The conclusions of the Palmer Panel are the latest in a series of foreign policy setbacks for the Turkish government. Over the last year, Turkey has threatened to block NATO’s missile shield, prevent the NATO air campaign against Libya and voiced its support for the regime of Bashar al-Assad; and then reversed its policies when it realized that it risked international isolation. Similarly, its responses to the Palmer report have been hastily prepared and poorly thought out. More damagingly, the AKP government’s aggressive saber-rattling has squandered the remnants of the considerable international sympathy it enjoyed in the immediate aftermath of the Israeli assault on the aid flotilla in 2010.
In theory, it should be possible to argue that, once the Turkish government’s initial anger at the Palmer Panel has passed, tensions will subside and a military clash in the Mediterranean will be avoided.
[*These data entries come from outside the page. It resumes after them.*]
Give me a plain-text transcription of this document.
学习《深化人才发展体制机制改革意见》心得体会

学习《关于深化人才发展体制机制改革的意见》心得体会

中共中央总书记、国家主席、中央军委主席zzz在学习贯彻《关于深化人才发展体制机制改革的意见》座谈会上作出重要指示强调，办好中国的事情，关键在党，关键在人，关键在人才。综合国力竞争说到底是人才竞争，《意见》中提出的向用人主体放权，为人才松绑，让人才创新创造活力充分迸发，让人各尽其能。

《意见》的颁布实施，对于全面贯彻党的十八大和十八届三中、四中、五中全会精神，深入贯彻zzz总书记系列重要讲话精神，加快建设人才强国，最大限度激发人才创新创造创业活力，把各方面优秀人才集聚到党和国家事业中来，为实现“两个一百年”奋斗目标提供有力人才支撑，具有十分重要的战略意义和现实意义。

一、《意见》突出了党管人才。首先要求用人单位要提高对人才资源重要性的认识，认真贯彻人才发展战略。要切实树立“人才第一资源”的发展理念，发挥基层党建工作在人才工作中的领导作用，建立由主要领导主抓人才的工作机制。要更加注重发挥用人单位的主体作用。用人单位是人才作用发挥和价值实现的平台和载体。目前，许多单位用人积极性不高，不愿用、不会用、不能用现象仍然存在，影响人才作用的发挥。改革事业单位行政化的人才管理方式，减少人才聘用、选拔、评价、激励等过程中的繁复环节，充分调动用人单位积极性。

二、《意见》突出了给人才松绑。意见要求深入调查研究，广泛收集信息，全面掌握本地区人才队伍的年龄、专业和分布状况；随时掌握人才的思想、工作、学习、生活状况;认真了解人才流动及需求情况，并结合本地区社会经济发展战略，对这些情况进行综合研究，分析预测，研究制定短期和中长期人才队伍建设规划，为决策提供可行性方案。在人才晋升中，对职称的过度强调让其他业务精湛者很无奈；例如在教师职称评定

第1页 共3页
However, Turkey’s foreign policy has become increasingly characterized by impulse, emotion and an almost hubristic self-confidence; in which the ruling AKP genuinely believes that its claim to leadership of the Middle East is both recognized and welcomed by other Muslim countries in the region. There is also a danger that, after making so many threats, the AKP government may finally deliver on one.
In this context, Turkey’s response to the planned drilling off Cyprus is of critical importance. The hope is that the government will either back down or make merely a symbolic gesture. But any attempt to carry out its threat to prevent the drilling could have serious repercussions not only for Turkey’s relations with Israel but for the stability of the entire region.
Gareth Jenkins, a Nonresident Senior Fellow with the CACI & SRSP Joint Center, is an Istanbul-based writer and specialist of Turkish Affairs.